Next-Token Prediction & Inference
The Core Objective
Every autoregressive LLM has the same training objective: predict the next token given all previous tokens.
P(token_n | token_1, token_2, ..., token_n-1)
The model doesn't "understand" text. It learns a probability distribution over the vocabulary for what token is most likely to come next, given the context. To predict well, it must learn grammar, facts, reasoning, and even social dynamics from the statistics of the training data.
The Inference Process
When you send a message to Claude or ChatGPT, here's what happens:
- Your text is tokenized into integer IDs
- Token IDs are converted to embedding vectors
- Positional encoding is added
- The sequence passes through all transformer layers (~80-120)
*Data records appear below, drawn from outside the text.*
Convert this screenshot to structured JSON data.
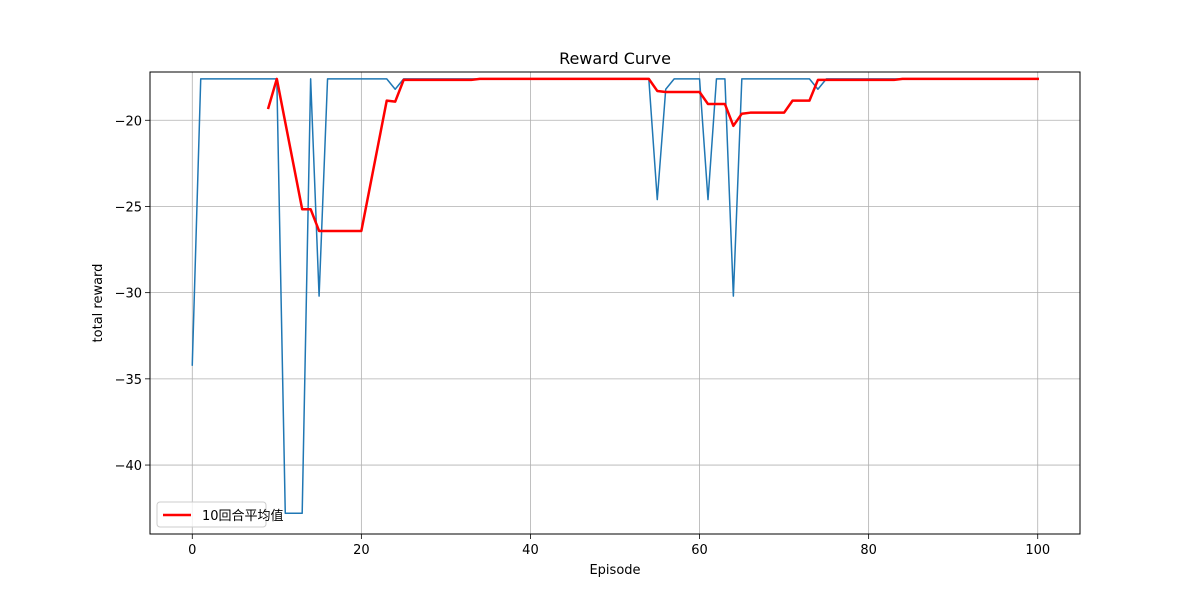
{
  "chart_data": {
    "type": "line",
    "title": "Reward Curve",
    "xlabel": "Episode",
    "ylabel": "total reward",
    "xlim": [
      -5,
      105
    ],
    "ylim": [
      -44,
      -17.2
    ],
    "xticks": [
      0,
      20,
      40,
      60,
      80,
      100
    ],
    "yticks": [
      -40,
      -35,
      -30,
      -25,
      -20
    ],
    "xtick_labels": [
      "0",
      "20",
      "40",
      "60",
      "80",
      "100"
    ],
    "ytick_labels": [
      "−40",
      "−35",
      "−30",
      "−25",
      "−20"
    ],
    "grid": true,
    "legend_position": "lower-left",
    "series": [
      {
        "color": "#1f77b4",
        "linewidth": 1.5,
        "x": [
          0,
          1,
          2,
          3,
          4,
          5,
          6,
          7,
          8,
          9,
          10,
          11,
          12,
          13,
          14,
          15,
          16,
          17,
          18,
          19,
          20,
          21,
          22,
          23,
          24,
          25,
          26,
          27,
          28,
          29,
          30,
          31,
          32,
          33,
          34,
          35,
          36,
          37,
          38,
          39,
          40,
          41,
          42,
          43,
          44,
          45,
          46,
          47,
          48,
          49,
          50,
          51,
          52,
          53,
          54,
          55,
          56,
          57,
          58,
          59,
          60,
          61,
          62,
          63,
          64,
          65,
          66,
          67,
          68,
          69,
          70,
          71,
          72,
          73,
          74,
          75,
          76,
          77,
          78,
          79,
          80,
          81,
          82,
          83,
          84,
          85,
          86,
          87,
          88,
          89,
          90,
          91,
          92,
          93,
          94,
          95,
          96,
          97,
          98,
          99,
          100
        ],
        "y": [
          -34.2,
          -17.6,
          -17.6,
          -17.6,
          -17.6,
          -17.6,
          -17.6,
          -17.6,
          -17.6,
          -17.6,
          -17.6,
          -42.8,
          -42.8,
          -42.8,
          -17.6,
          -30.2,
          -17.6,
          -17.6,
          -17.6,
          -17.6,
          -17.6,
          -17.6,
          -17.6,
          -17.6,
          -18.2,
          -17.6,
          -17.6,
          -17.6,
          -17.6,
          -17.6,
          -17.6,
          -17.6,
          -17.6,
          -17.6,
          -17.6,
          -17.6,
          -17.6,
          -17.6,
          -17.6,
          -17.6,
          -17.6,
          -17.6,
          -17.6,
          -17.6,
          -17.6,
          -17.6,
          -17.6,
          -17.6,
          -17.6,
          -17.6,
          -17.6,
          -17.6,
          -17.6,
          -17.6,
          -17.6,
          -24.6,
          -18.2,
          -17.6,
          -17.6,
          -17.6,
          -17.6,
          -24.6,
          -17.6,
          -17.6,
          -30.2,
          -17.6,
          -17.6,
          -17.6,
          -17.6,
          -17.6,
          -17.6,
          -17.6,
          -17.6,
          -17.6,
          -18.2,
          -17.6,
          -17.6,
          -17.6,
          -17.6,
          -17.6,
          -17.6,
          -17.6,
          -17.6,
          -17.6,
          -17.6,
          -17.6,
          -17.6,
          -17.6,
          -17.6,
          -17.6,
          -17.6,
          -17.6,
          -17.6,
          -17.6,
          -17.6,
          -17.6,
          -17.6,
          -17.6,
          -17.6,
          -17.6,
          -17.6
        ]
      },
      {
        "name": "10回合平均值",
        "color": "#ff0000",
        "linewidth": 2.5,
        "x": [
          9,
          10,
          11,
          12,
          13,
          14,
          15,
          16,
          17,
          18,
          19,
          20,
          21,
          22,
          23,
          24,
          25,
          26,
          27,
          28,
          29,
          30,
          31,
          32,
          33,
          34,
          35,
          36,
          37,
          38,
          39,
          40,
          41,
          42,
          43,
          44,
          45,
          46,
          47,
          48,
          49,
          50,
          51,
          52,
          53,
          54,
          55,
          56,
          57,
          58,
          59,
          60,
          61,
          62,
          63,
          64,
          65,
          66,
          67,
          68,
          69,
          70,
          71,
          72,
          73,
          74,
          75,
          76,
          77,
          78,
          79,
          80,
          81,
          82,
          83,
          84,
          85,
          86,
          87,
          88,
          89,
          90,
          91,
          92,
          93,
          94,
          95,
          96,
          97,
          98,
          99,
          100
        ],
        "y": [
          -19.28,
          -17.6,
          -20.12,
          -22.64,
          -25.16,
          -25.16,
          -26.42,
          -26.42,
          -26.42,
          -26.42,
          -26.42,
          -26.42,
          -23.9,
          -21.38,
          -18.86,
          -18.92,
          -17.66,
          -17.66,
          -17.66,
          -17.66,
          -17.66,
          -17.66,
          -17.66,
          -17.66,
          -17.66,
          -17.6,
          -17.6,
          -17.6,
          -17.6,
          -17.6,
          -17.6,
          -17.6,
          -17.6,
          -17.6,
          -17.6,
          -17.6,
          -17.6,
          -17.6,
          -17.6,
          -17.6,
          -17.6,
          -17.6,
          -17.6,
          -17.6,
          -17.6,
          -17.6,
          -18.3,
          -18.36,
          -18.36,
          -18.36,
          -18.36,
          -18.36,
          -19.06,
          -19.06,
          -19.06,
          -20.32,
          -19.62,
          -19.56,
          -19.56,
          -19.56,
          -19.56,
          -19.56,
          -18.86,
          -18.86,
          -18.86,
          -17.66,
          -17.66,
          -17.66,
          -17.66,
          -17.66,
          -17.66,
          -17.66,
          -17.66,
          -17.66,
          -17.66,
          -17.6,
          -17.6,
          -17.6,
          -17.6,
          -17.6,
          -17.6,
          -17.6,
          -17.6,
          -17.6,
          -17.6,
          -17.6,
          -17.6,
          -17.6,
          -17.6,
          -17.6,
          -17.6,
          -17.6
        ]
      }
    ]
  }
}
- The final hidden state of the last token is projected to vocabulary size
- Softmax converts to probabilities over all ~100K tokens
- A token is sampled from this distribution
- That token is appended to the sequence
- Repeat from step 3 until a stop condition is met
Key insight: Processing your input prompt is parallelized (all tokens processed simultaneously). Generating the response is sequential — one forward pass per output token. That's why responses stream in token by token.
Sampling Strategies
The model doesn't always pick the highest-probability token. Sampling controls the randomness:
| Parameter | What It Does | Effect |
|---|---|---|
| Temperature | Scales logits before softmax. T=0 → always pick top token. T=1 → standard distribution. T>1 → more random. | Controls creativity vs. determinism |
| Top-k | Only consider the top k highest-probability tokens | Cuts off unlikely tokens |
| Top-p (nucleus) | Only consider tokens whose cumulative probability reaches p | Dynamically adjusts based on confidence |
Temperature 0.0: "The capital of France is Paris."
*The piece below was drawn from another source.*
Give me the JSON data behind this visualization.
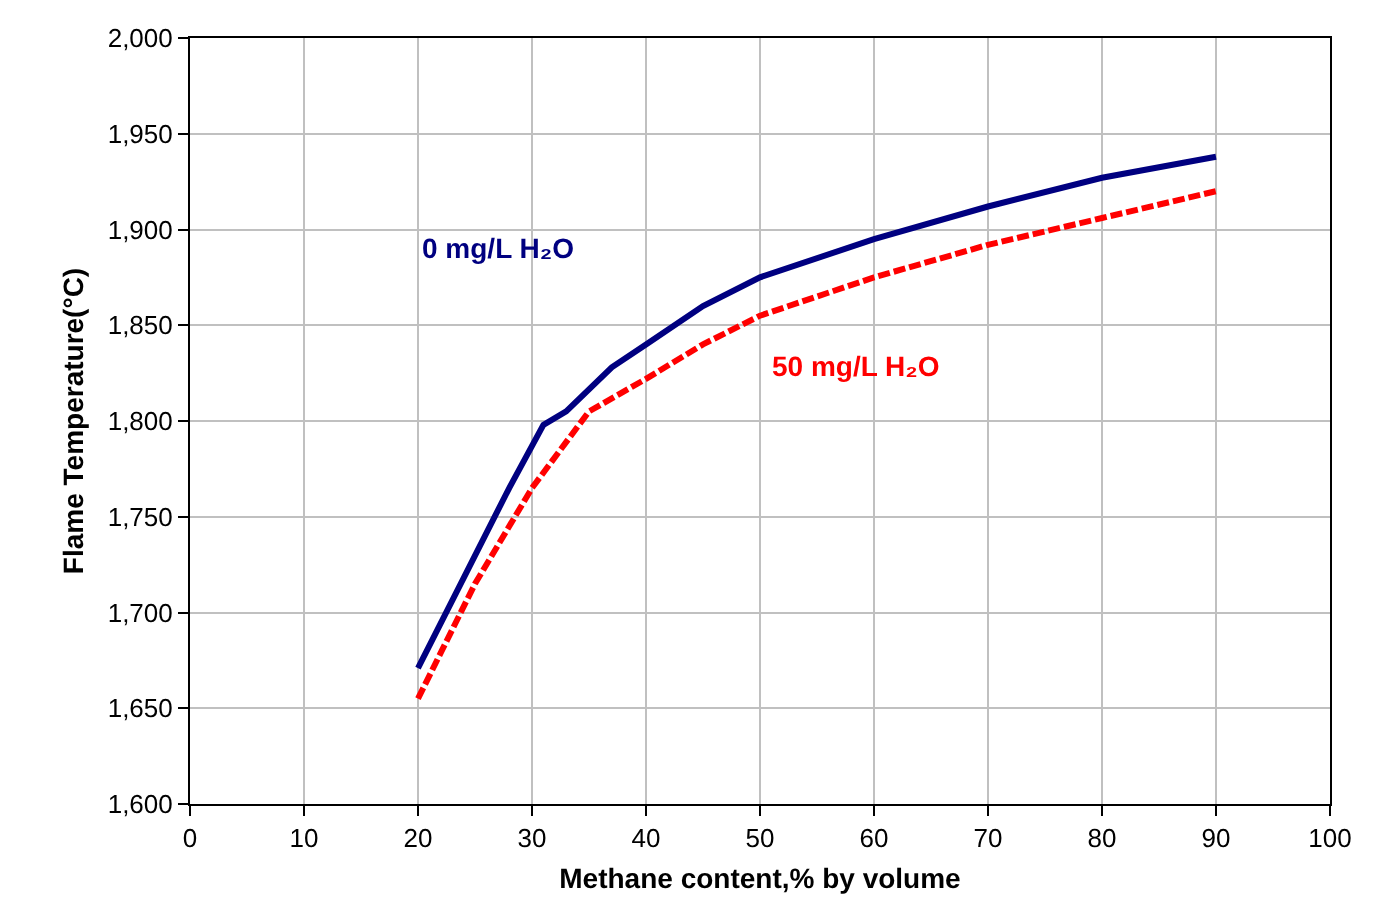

Temperature 0.7: "The capital of France is Paris, a beautiful city."
Temperature 1.5: "The capital of France is Paris, where the moon dances on cobblestones."
Context Window
The model can only process a fixed number of tokens at once:
| Model | Context Window |
|---|---|
| GPT-3.5 | 4K / 16K tokens |
| GPT-4 | 8K / 32K / 128K tokens |
| Claude 3.5 Sonnet | 200K tokens |
| Llama 3 | 8K / 128K tokens |
| Gemini 1.5 Pro | 1M+ tokens |
Everything — system prompt, conversation history, retrieved documents, and the response being generated — must fit within this window.
Security Relevance
Context window stuffing. Attackers can fill the context with padding tokens to push the system prompt or safety instructions out of the window, weakening the model's ability to follow them.
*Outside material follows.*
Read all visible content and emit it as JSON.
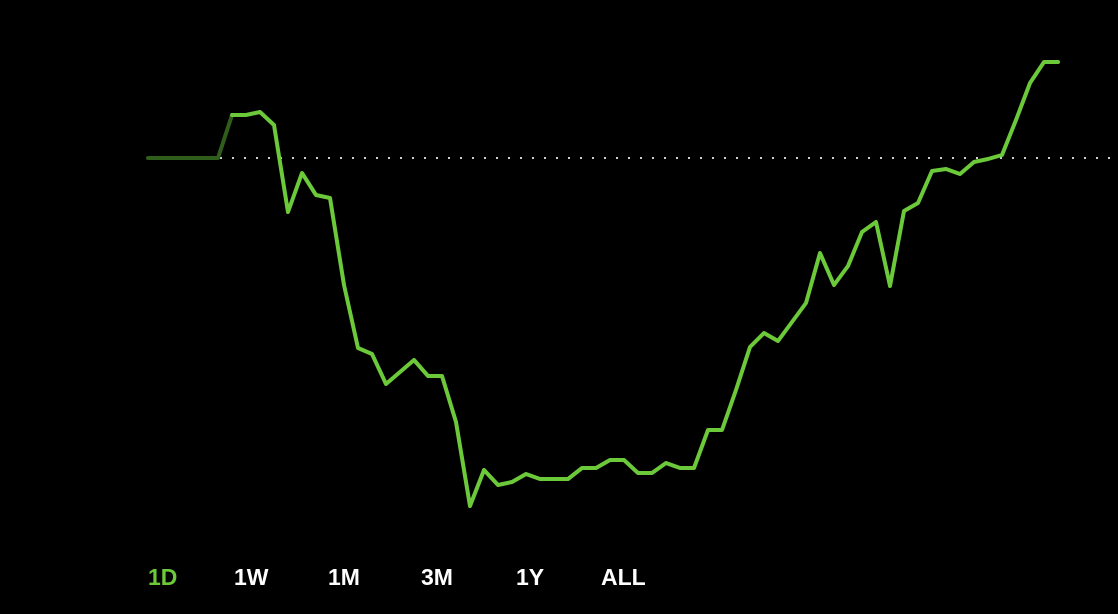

Temperature manipulation. Higher temperature can make safety guardrails less reliable because the model samples from a broader distribution, increasing the chance of unsafe continuations.
Token budget exhaustion. Crafted inputs that cause the model to generate extremely long outputs can exhaust rate limits and compute budgets — a form of denial of service.
Prompt position matters. Instructions at the beginning and end of the context window receive more attention than those in the middle. Attackers exploit this to override system prompts.